3.) Fight for Your Training Dollars (or Face the Consequences)
Finally (and most importantly), department administrators must fight for budget dollars for officer training on use-of-force issues. Where administrators face opposition seeking to reduce training budgets, they should simply site the 1989 SCOTUS ruling in City of Canton, Ohio v. Geraldine Harris.
That decision made it clear that training police personnel is a critical managerial responsibility, and that administrators may be held liable if inadequate or improper training causes injury or violates a citizen’s Constitutional rights.
If opposition to increasing budget for training persists, mention that some departments are now faced with increased DOJ oversight, sanctions, and additional requirements placing the department and its officers under extreme scrutiny.
Policing is fraught with potential litigation — at least that’s what we’re told during training, briefings, and discussions at coffee shops. This noble profession appears to be under attack — by various groups — in court cases which may one day impact your ability to do your job.
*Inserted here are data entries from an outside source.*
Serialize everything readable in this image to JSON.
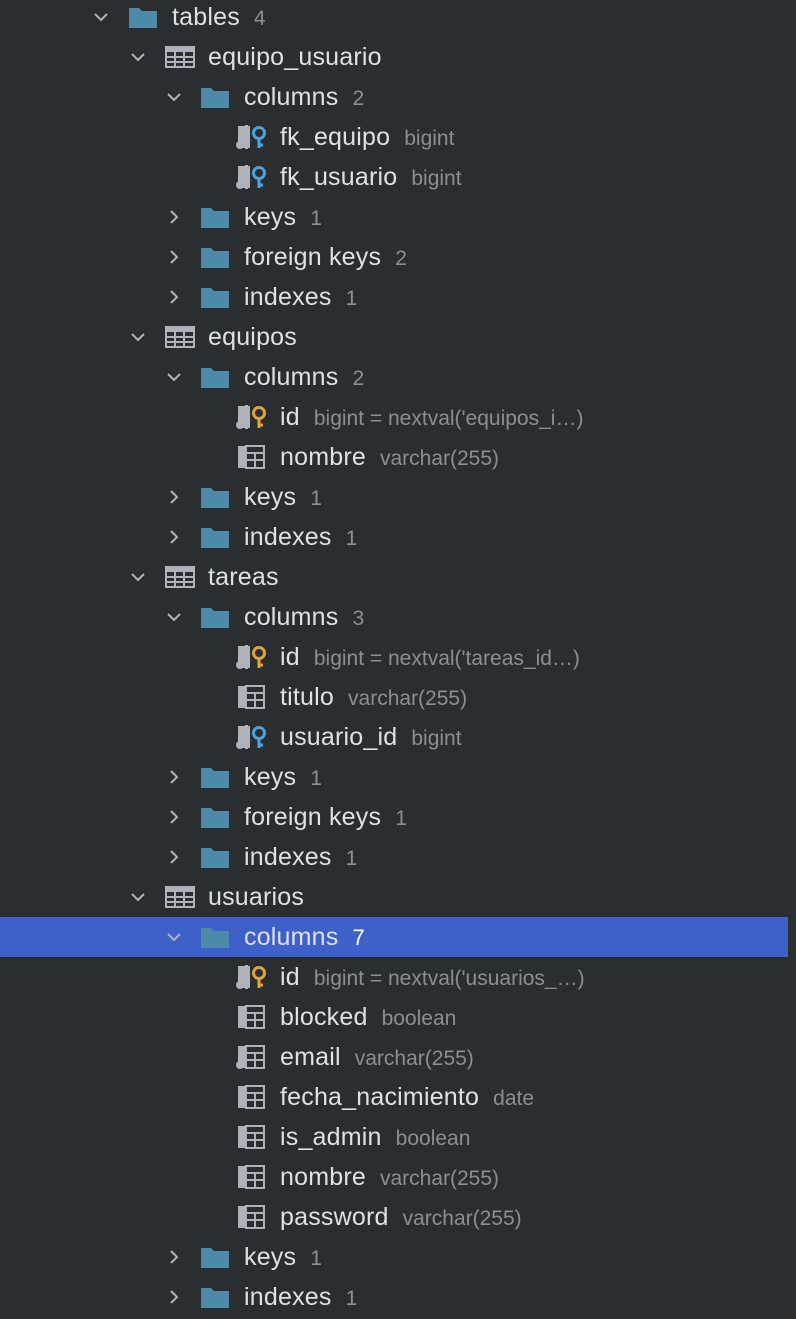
{
  "tree": [
    {
      "level": 0,
      "kind": "folder",
      "expanded": true,
      "name": "tables",
      "meta": "4"
    },
    {
      "level": 1,
      "kind": "table",
      "expanded": true,
      "name": "equipo_usuario",
      "meta": ""
    },
    {
      "level": 2,
      "kind": "folder",
      "expanded": true,
      "name": "columns",
      "meta": "2"
    },
    {
      "level": 3,
      "kind": "col-fk",
      "name": "fk_equipo",
      "meta": "bigint"
    },
    {
      "level": 3,
      "kind": "col-fk",
      "name": "fk_usuario",
      "meta": "bigint"
    },
    {
      "level": 2,
      "kind": "folder",
      "expanded": false,
      "name": "keys",
      "meta": "1"
    },
    {
      "level": 2,
      "kind": "folder",
      "expanded": false,
      "name": "foreign keys",
      "meta": "2"
    },
    {
      "level": 2,
      "kind": "folder",
      "expanded": false,
      "name": "indexes",
      "meta": "1"
    },
    {
      "level": 1,
      "kind": "table",
      "expanded": true,
      "name": "equipos",
      "meta": ""
    },
    {
      "level": 2,
      "kind": "folder",
      "expanded": true,
      "name": "columns",
      "meta": "2"
    },
    {
      "level": 3,
      "kind": "col-pk",
      "name": "id",
      "meta": "bigint = nextval('equipos_i…)"
    },
    {
      "level": 3,
      "kind": "col",
      "name": "nombre",
      "meta": "varchar(255)"
    },
    {
      "level": 2,
      "kind": "folder",
      "expanded": false,
      "name": "keys",
      "meta": "1"
    },
    {
      "level": 2,
      "kind": "folder",
      "expanded": false,
      "name": "indexes",
      "meta": "1"
    },
    {
      "level": 1,
      "kind": "table",
      "expanded": true,
      "name": "tareas",
      "meta": ""
    },
    {
      "level": 2,
      "kind": "folder",
      "expanded": true,
      "name": "columns",
      "meta": "3"
    },
    {
      "level": 3,
      "kind": "col-pk",
      "name": "id",
      "meta": "bigint = nextval('tareas_id…)"
    },
    {
      "level": 3,
      "kind": "col",
      "name": "titulo",
      "meta": "varchar(255)"
    },
    {
      "level": 3,
      "kind": "col-fk",
      "name": "usuario_id",
      "meta": "bigint"
    },
    {
      "level": 2,
      "kind": "folder",
      "expanded": false,
      "name": "keys",
      "meta": "1"
    },
    {
      "level": 2,
      "kind": "folder",
      "expanded": false,
      "name": "foreign keys",
      "meta": "1"
    },
    {
      "level": 2,
      "kind": "folder",
      "expanded": false,
      "name": "indexes",
      "meta": "1"
    },
    {
      "level": 1,
      "kind": "table",
      "expanded": true,
      "name": "usuarios",
      "meta": ""
    },
    {
      "level": 2,
      "kind": "folder",
      "expanded": true,
      "name": "columns",
      "meta": "7",
      "selected": true
    },
    {
      "level": 3,
      "kind": "col-pk",
      "name": "id",
      "meta": "bigint = nextval('usuarios_…)"
    },
    {
      "level": 3,
      "kind": "col",
      "name": "blocked",
      "meta": "boolean"
    },
    {
      "level": 3,
      "kind": "col-idx",
      "name": "email",
      "meta": "varchar(255)"
    },
    {
      "level": 3,
      "kind": "col",
      "name": "fecha_nacimiento",
      "meta": "date"
    },
    {
      "level": 3,
      "kind": "col",
      "name": "is_admin",
      "meta": "boolean"
    },
    {
      "level": 3,
      "kind": "col",
      "name": "nombre",
      "meta": "varchar(255)"
    },
    {
      "level": 3,
      "kind": "col",
      "name": "password",
      "meta": "varchar(255)"
    },
    {
      "level": 2,
      "kind": "folder",
      "expanded": false,
      "name": "keys",
      "meta": "1"
    },
    {
      "level": 2,
      "kind": "folder",
      "expanded": false,
      "name": "indexes",
      "meta": "1"
    }
  ],
  "colors": {
    "background": "#2b2d30",
    "selection": "#3d61c8",
    "folder": "#4d8aa8",
    "icon_gray": "#aeb3bb",
    "key_gold": "#e0a53a",
    "key_blue": "#4aa3df",
    "text": "#dfe1e5",
    "meta_text": "#8b8e94"
  },
  "icons": {
    "folder": "folder-icon",
    "table": "table-icon",
    "col": "column-icon",
    "col-pk": "primary-key-column-icon",
    "col-fk": "foreign-key-column-icon",
    "col-idx": "indexed-column-icon",
    "expanded": "chevron-down-icon",
    "collapsed": "chevron-right-icon"
  }
}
Agencies and officers alike must understand what causes litigation against police departments. Agencies must consider how to limit their exposure, and recognize that despite tight budgets, training and information sharing are critical components.
Providing resources to your officers is important. Departments should make every effort to provide training for officers so they can stay sharp in tactics, agency policy, and developments in law.
The greatest resource in any police department is its personnel. More budget dollars are allocated to personnel than anything else. Why would you not want to protect your organization or your personnel assets?
Brian Willis asks the question, “What’s important now?”
Your officers, your department, and community all are important. No matter the size of your force, your agency, or your jurisdiction, you owe it to all concerned to provide the best possible use-of-force training you can.